The effects of short-term fasting on tolerance to (neo) adjuvant chemotherapy in HER2-negative breast cancer patients: a randomized pilot study

• Published in: BMC cancer Vol. 15; no. 1; p. 652
• Main Authors: de Groot, Stefanie, Vreeswijk, Maaike PG, Welters, Marij JP, Gravesteijn, Gido, Boei, Jan JWA, Jochems, Anouk, Houtsma, Daniel, Putter, Hein, van der Hoeven, Jacobus JM, Nortier, Johan WR, Pijl, Hanno, Kroep, Judith R
• Format: Journal Article
• Language: English
• Published: England BioMed Central Ltd 05.10.2015; BioMed Central
• Subjects: Adult; Aged; Antineoplastic Combined Chemotherapy Protocols - adverse effects; Antineoplastic Combined Chemotherapy Protocols - therapeutic use; Biomarkers; Breast cancer; Breast Neoplasms - drug therapy; Breast Neoplasms - metabolism; Breast Neoplasms - mortality; Breast Neoplasms - pathology; Calories; Care and treatment; Chemotherapy; Cloning; Comparative analysis; Complications and side effects; DNA Damage; Fasting; Female; Growth factors; Health aspects; Histones - metabolism; Human subjects; Humans; Insulin; Laboratories; Leukocytes, Mononuclear - metabolism; Metabolism; Middle Aged; Neoadjuvant Therapy; Neoplasm Grading; Neoplasm Staging; Patients; Pilot Projects; Receptor, ErbB-2 - deficiency; Time Factors; Toxicity; Treatment Outcome
• ISSN: 1471-2407; 1471-2407
• DOI: 10.1186/s12885-015-1663-5

Preclinical evidence shows that short-term fasting (STF) protects healthy cells against side effects of chemotherapy and makes cancer cells more vulnerable to it. This pilot study examines the feasibility of STF and its effects on tolerance of chemotherapy in a homogeneous patient group with early breast cancer (BC). Eligible patients had HER2-negative, stage II/III BC. Women receiving (neo)-adjuvant TAC (docetaxel/doxorubicin/cyclophosphamide) were randomized to fast 24 h before and after commencing chemotherapy, or to eat according to the guidelines for healthy nutrition.

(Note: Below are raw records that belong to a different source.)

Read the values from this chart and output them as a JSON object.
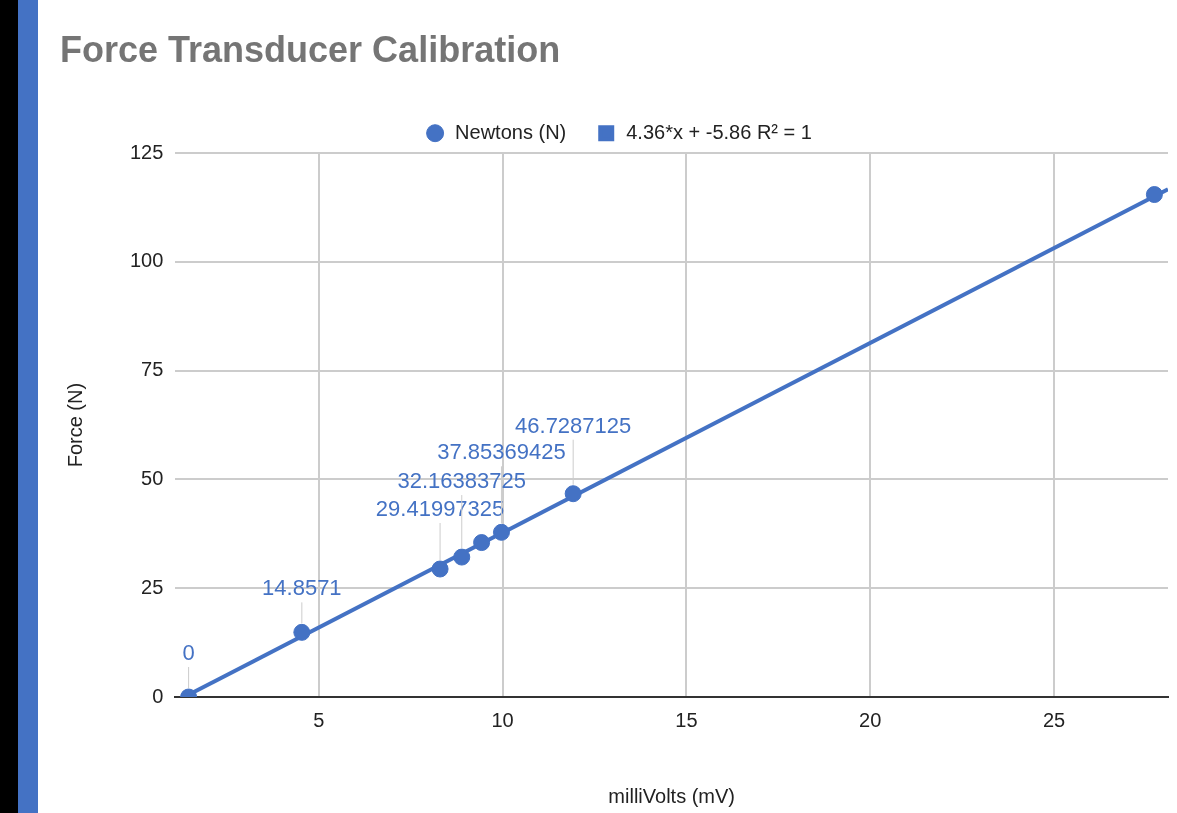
{
  "chart_data": {
    "type": "scatter",
    "title": "Force Transducer Calibration",
    "xlabel": "milliVolts (mV)",
    "ylabel": "Force (N)",
    "xlim": [
      1.1,
      28.1
    ],
    "xticks": [
      5,
      10,
      15,
      20,
      25
    ],
    "ylim": [
      0,
      125
    ],
    "yticks": [
      0,
      25,
      50,
      75,
      100,
      125
    ],
    "grid": true,
    "legend": "top",
    "marker": "circle",
    "series": [
      {
        "name": "Newtons (N)",
        "type": "scatter",
        "color": "#4472c4",
        "x": [
          1.46,
          4.54,
          8.3,
          8.89,
          9.43,
          9.97,
          11.92,
          27.73
        ],
        "values": [
          0,
          14.8571,
          29.41997325,
          32.16383725,
          35.5,
          37.85369425,
          46.7287125,
          115.5
        ],
        "value_labels": [
          "0",
          "14.8571",
          "29.41997325",
          "32.16383725",
          null,
          "37.85369425",
          "46.7287125",
          null
        ]
      },
      {
        "name": "4.36*x + -5.86 R² = 1",
        "type": "line",
        "marker": "none",
        "color": "#4472c4",
        "x": [
          1.34,
          28.1
        ],
        "values": [
          0,
          116.7
        ]
      }
    ]
  }
}
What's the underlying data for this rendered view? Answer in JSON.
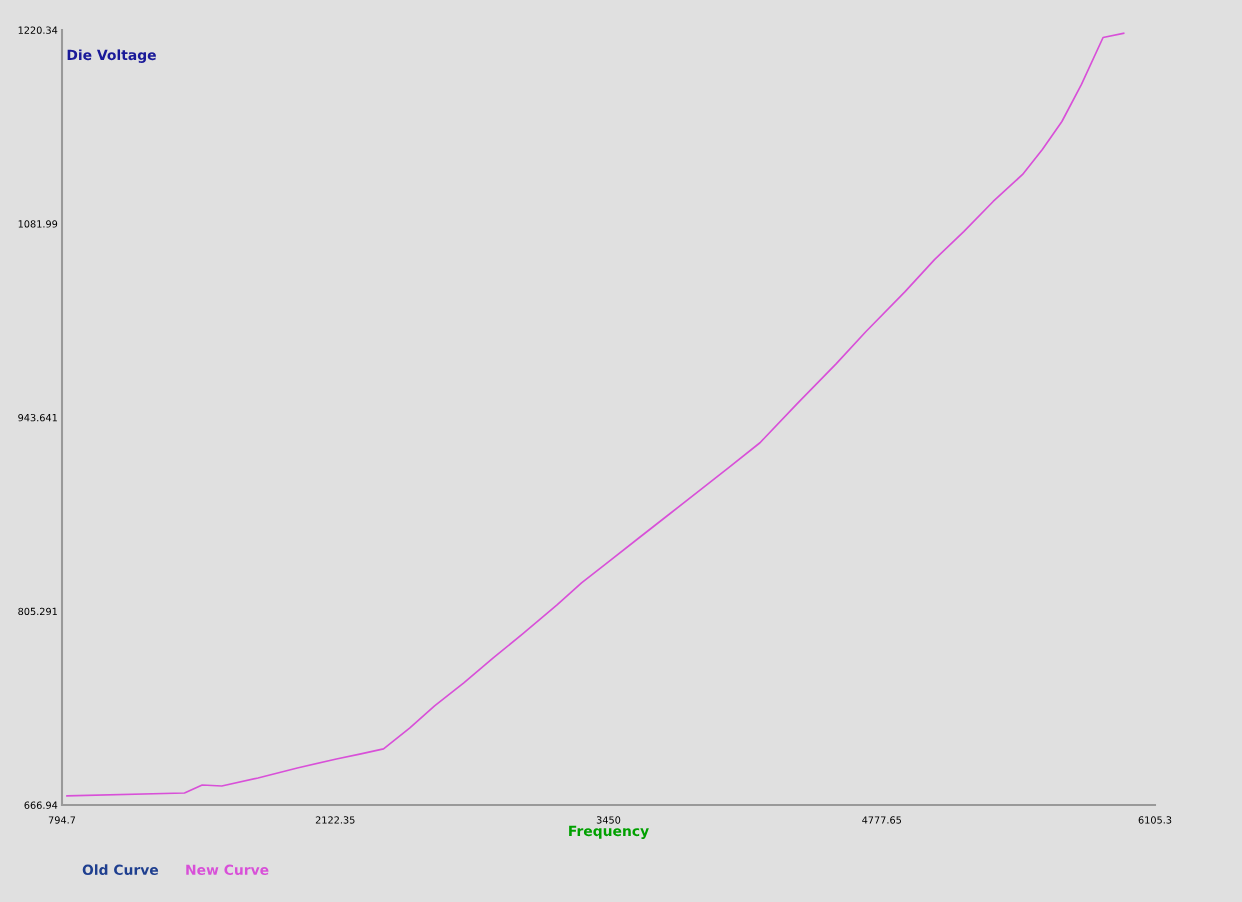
{
  "chart_data": {
    "type": "line",
    "xlabel": "Frequency",
    "ylabel": "Die Voltage",
    "x": [
      818.5,
      1390,
      1475.8,
      1571,
      1747,
      1938,
      2128,
      2247,
      2357,
      2485,
      2605,
      2747,
      2890,
      3033,
      3200,
      3319,
      3462,
      3605,
      3748,
      3890,
      4034,
      4186,
      4367,
      4557,
      4700,
      4891,
      5034,
      5176,
      5319,
      5462,
      5558,
      5653,
      5748,
      5853,
      5953
    ],
    "series": [
      {
        "name": "Old Curve",
        "color": "#1f3f8f",
        "values": [
          null,
          null,
          null,
          null,
          null,
          null,
          null,
          null,
          null,
          null,
          null,
          null,
          null,
          null,
          null,
          null,
          null,
          null,
          null,
          null,
          null,
          null,
          null,
          null,
          null,
          null,
          null,
          null,
          null,
          null,
          null,
          null,
          null,
          null,
          null
        ]
      },
      {
        "name": "New Curve",
        "color": "#d850d8",
        "values": [
          673.4,
          675.5,
          681.2,
          680.5,
          686.2,
          693.4,
          699.8,
          703.4,
          707.0,
          722.0,
          737.7,
          754.1,
          772.0,
          789.1,
          809.9,
          825.6,
          842.0,
          858.5,
          874.9,
          891.3,
          907.8,
          925.6,
          953.5,
          982.1,
          1004.9,
          1033.5,
          1056.4,
          1076.4,
          1097.9,
          1117.2,
          1135.0,
          1155.0,
          1181.5,
          1215,
          1218
        ]
      }
    ],
    "xlim": [
      794.7,
      6105.3
    ],
    "xticks": [
      794.7,
      2122.35,
      3450,
      4777.65,
      6105.3
    ],
    "ylim": [
      666.94,
      1220.34
    ],
    "yticks": [
      666.94,
      805.291,
      943.641,
      1081.99,
      1220.34
    ],
    "grid": false,
    "legend": "bottom left",
    "marker": "none",
    "line_style": "solid"
  }
}
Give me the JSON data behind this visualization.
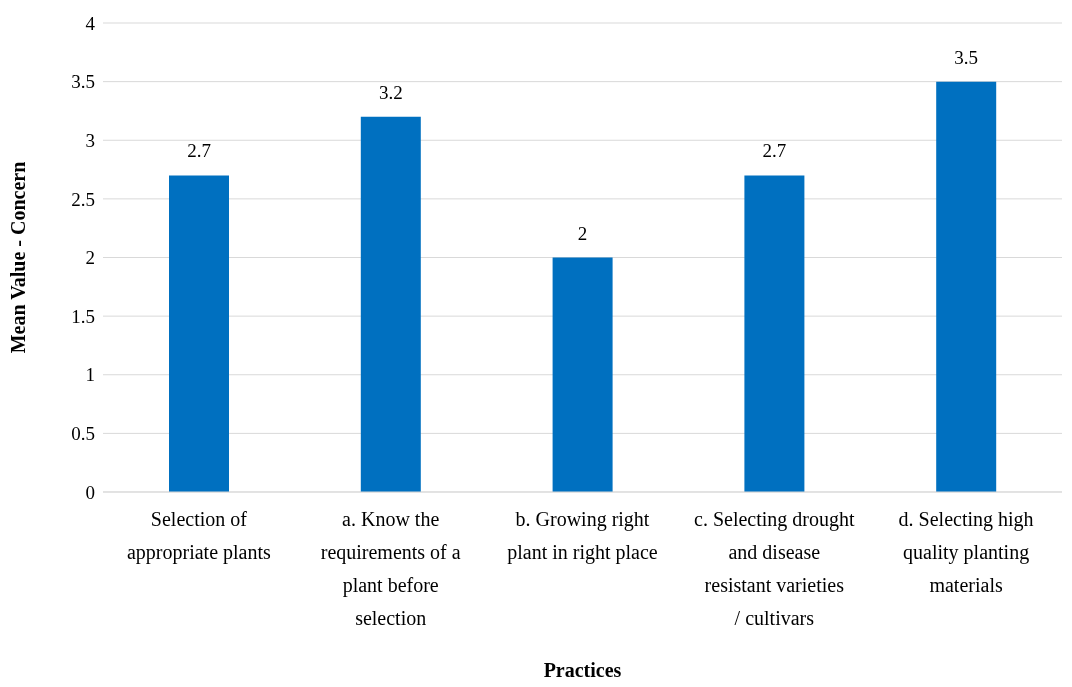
{
  "chart_data": {
    "type": "bar",
    "xlabel": "Practices",
    "ylabel": "Mean Value  - Concern",
    "categories": [
      "Selection of appropriate plants",
      "a. Know the requirements of a plant before selection",
      "b. Growing right plant in right place",
      "c. Selecting drought and disease resistant varieties / cultivars",
      "d. Selecting high quality planting materials"
    ],
    "values": [
      2.7,
      3.2,
      2,
      2.7,
      3.5
    ],
    "color": "#0070c0",
    "ylim": [
      0,
      4
    ],
    "yticks": [
      0,
      0.5,
      1,
      1.5,
      2,
      2.5,
      3,
      3.5,
      4
    ],
    "grid": "y",
    "data_labels": true
  }
}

Toxicity in the two groups was compared. Chemotherapy-induced DNA damage in peripheral blood mononuclear cells (PBMCs) was quantified by the level of γ-H2AX analyzed by flow cytometry. Thirteen patients were included of whom seven were randomized to the STF arm. STF was well tolerated. Mean erythrocyte- and thrombocyte counts 7 days post-chemotherapy were significantly higher (P = 0.007, 95 % CI 0.106-0.638 and P = 0.00007, 95 % CI 38.7-104, respectively) in the STF group compared to the non-STF group. Non-hematological toxicity did not differ between the groups. Levels of γ-H2AX were significantly increased 30 min post-chemotherapy in CD45 + CD3- cells in non-STF, but not in STF patients. STF during chemotherapy was well tolerated and reduced hematological toxicity of TAC in HER2-negative BC patients. Moreover, STF may reduce a transient increase in, and/or induce a faster recovery of DNA damage in PBMCs after chemotherapy. Larger studies, investigating a longer fasting period, are required to generate more insight into the possible benefits of STF during chemotherapy. ClinicalTrials.gov: NCT01304251 , March 2011.